First lady’s reaction to heckler appropriate and understandable

I don’t blame first lady Michelle Obama for her response to a heckler at a private fundraiser for the Democratic Party Tuesday.

No one heckled the First Lady Michelle Obama at this Springfield, Mo. event. (Diana Reese for The Washington Post) No one heckled first lady Michelle Obama at this Springfield, Mo. event. (Diana Reese for The Washington Post)

Obama was in the middle of an impassioned speech about the changes that her husband has worked toward to improve the lives of our children. She was saying, “Right now, today, we have an obligation to stand up for those kids.  And I don’t care what you believe in, we don’t –”

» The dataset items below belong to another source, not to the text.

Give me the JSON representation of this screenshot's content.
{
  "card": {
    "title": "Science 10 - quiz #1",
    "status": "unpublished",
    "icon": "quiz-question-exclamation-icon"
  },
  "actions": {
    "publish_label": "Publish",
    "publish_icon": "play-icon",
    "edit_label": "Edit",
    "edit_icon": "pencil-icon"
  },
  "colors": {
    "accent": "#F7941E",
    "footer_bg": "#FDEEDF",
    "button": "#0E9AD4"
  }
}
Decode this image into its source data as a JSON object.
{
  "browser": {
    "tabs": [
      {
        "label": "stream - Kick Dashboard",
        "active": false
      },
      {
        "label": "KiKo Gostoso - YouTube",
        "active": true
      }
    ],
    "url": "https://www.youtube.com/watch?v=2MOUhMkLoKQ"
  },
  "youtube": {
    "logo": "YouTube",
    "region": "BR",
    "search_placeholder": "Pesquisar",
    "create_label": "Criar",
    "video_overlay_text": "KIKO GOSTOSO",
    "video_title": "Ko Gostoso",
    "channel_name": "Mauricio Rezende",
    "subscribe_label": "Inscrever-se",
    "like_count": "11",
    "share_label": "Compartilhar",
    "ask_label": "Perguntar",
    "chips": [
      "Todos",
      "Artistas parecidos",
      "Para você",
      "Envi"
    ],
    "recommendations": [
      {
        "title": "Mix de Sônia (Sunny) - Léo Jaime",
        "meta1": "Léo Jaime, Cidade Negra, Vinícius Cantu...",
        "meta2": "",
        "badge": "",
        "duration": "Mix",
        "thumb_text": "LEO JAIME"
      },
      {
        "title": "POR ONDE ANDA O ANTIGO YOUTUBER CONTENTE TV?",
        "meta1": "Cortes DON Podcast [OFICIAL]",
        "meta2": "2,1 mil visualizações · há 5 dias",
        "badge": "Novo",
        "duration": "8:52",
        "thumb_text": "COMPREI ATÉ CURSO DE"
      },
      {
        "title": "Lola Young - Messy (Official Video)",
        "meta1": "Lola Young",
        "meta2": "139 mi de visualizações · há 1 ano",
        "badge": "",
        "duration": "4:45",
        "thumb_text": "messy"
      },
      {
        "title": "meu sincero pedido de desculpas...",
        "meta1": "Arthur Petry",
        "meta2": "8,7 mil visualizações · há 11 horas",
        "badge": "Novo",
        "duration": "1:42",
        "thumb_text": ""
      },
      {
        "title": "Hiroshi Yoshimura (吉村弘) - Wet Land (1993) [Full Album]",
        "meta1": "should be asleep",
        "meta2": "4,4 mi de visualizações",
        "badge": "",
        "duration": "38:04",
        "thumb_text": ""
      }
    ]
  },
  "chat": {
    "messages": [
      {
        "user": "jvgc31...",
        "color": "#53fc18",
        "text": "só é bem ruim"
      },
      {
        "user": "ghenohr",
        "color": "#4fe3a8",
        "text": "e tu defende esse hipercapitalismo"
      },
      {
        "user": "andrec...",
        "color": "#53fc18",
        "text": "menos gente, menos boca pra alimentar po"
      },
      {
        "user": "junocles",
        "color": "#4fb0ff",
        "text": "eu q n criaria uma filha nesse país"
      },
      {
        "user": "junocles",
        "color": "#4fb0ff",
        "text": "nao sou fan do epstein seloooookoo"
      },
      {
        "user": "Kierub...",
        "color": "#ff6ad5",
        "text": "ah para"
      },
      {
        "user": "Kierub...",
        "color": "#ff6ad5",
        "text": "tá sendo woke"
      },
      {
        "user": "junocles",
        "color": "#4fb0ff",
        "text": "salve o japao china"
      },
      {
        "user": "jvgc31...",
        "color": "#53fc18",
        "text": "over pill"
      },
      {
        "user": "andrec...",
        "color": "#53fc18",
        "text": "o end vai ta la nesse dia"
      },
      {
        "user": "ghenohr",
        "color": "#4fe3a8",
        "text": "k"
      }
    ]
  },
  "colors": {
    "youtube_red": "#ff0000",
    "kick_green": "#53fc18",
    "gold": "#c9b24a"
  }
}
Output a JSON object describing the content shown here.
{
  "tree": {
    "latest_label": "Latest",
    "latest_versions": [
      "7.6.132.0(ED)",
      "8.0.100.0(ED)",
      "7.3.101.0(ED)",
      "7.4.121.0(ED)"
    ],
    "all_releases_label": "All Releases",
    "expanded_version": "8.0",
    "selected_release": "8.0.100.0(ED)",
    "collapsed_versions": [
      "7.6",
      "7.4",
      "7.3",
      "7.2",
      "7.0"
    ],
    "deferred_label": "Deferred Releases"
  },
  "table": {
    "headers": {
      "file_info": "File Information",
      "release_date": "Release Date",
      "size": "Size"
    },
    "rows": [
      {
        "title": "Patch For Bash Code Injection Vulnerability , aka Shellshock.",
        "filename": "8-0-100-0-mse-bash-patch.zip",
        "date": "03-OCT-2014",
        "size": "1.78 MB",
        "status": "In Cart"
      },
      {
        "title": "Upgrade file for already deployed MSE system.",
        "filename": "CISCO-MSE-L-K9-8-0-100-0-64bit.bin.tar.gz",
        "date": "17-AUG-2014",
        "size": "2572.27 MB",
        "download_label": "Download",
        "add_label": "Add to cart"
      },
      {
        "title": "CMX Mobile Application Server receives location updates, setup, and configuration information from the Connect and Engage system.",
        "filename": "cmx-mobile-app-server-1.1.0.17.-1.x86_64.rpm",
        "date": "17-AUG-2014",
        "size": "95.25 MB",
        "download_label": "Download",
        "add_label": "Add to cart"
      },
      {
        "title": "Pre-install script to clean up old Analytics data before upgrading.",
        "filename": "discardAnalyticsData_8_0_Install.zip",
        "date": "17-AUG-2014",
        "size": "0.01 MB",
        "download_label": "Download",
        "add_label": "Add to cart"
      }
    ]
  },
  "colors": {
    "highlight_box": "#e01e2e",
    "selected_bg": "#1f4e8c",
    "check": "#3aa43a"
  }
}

When she was rudely interrupted.

The first lady continued, “One of the things I don’t do well is this.” Then she left the podium to confront the heckler, face-to-face.

Some claim what followed was a childish temper tantrum on the part of the first lady. I say she stood up for herself and for the paying audience’s right to hear the rest of her remarks.

The audio from the event is difficult to make out, but according to the pool reporter at the event, Obama said, “Listen to me or you can take the mike, but I’m leaving. You all decide. You have one choice.”

The heckler was escorted out and Obama returned to her speech. “So let me make the point that I was making before: We are here for our kids.” The audience applauded.

Obama sounded, to me, very much like the “mom-in-chief” that she’s said is her primary role. Salon’s Mary Elizabeth Williams pointed out the first lady reacted in a mom-like way. “It was the determined tone of a woman who, swear to God, will turn this car around right now if you can’t control yourselves.”

The heckler, later identified as Ellen Sturtz, 56, a lesbian activist from GetEqual, wants President Obama to sign an executive order that would prohibit discrimination against sexual orientation or gender identity by federal contractors. She paid $500 for admission to the event held at the home of a lesbian couple.

In a statement from GetEqual, Sturtz said, “…as the First Lady was talking about our children’s future and ensuring that they have everything they need to live happy and productive lives, I simply couldn’t stay silent any longer.”

I’m all for free speech. And for ending discrimination of all kinds. But was this the appropriate time or place for Sturtz to push her agenda? Don Q. Beggs, a friend of mine in Kansas City, Mo. and a friend who happens to be gay and who agrees with Sturtz’s position, didn’t think so.

“As a gay person, I was disappointed that the heckler targeted the first lady who doesn’t set policy, targeted the first lady because she is for equality, and targeted the first lady during an improper forum (on children’s issues),” Beggs told me.

He stressed, “I do, however, agree with the heckler – just not the time and place.”

Change has been a constant theme of the Obama Administration since the campaign. Change was a theme of Michelle Obama’s speech Tuesday night. But change sometimes takes time. And patience. And maybe it wouldn’t hurt to be polite when you want something.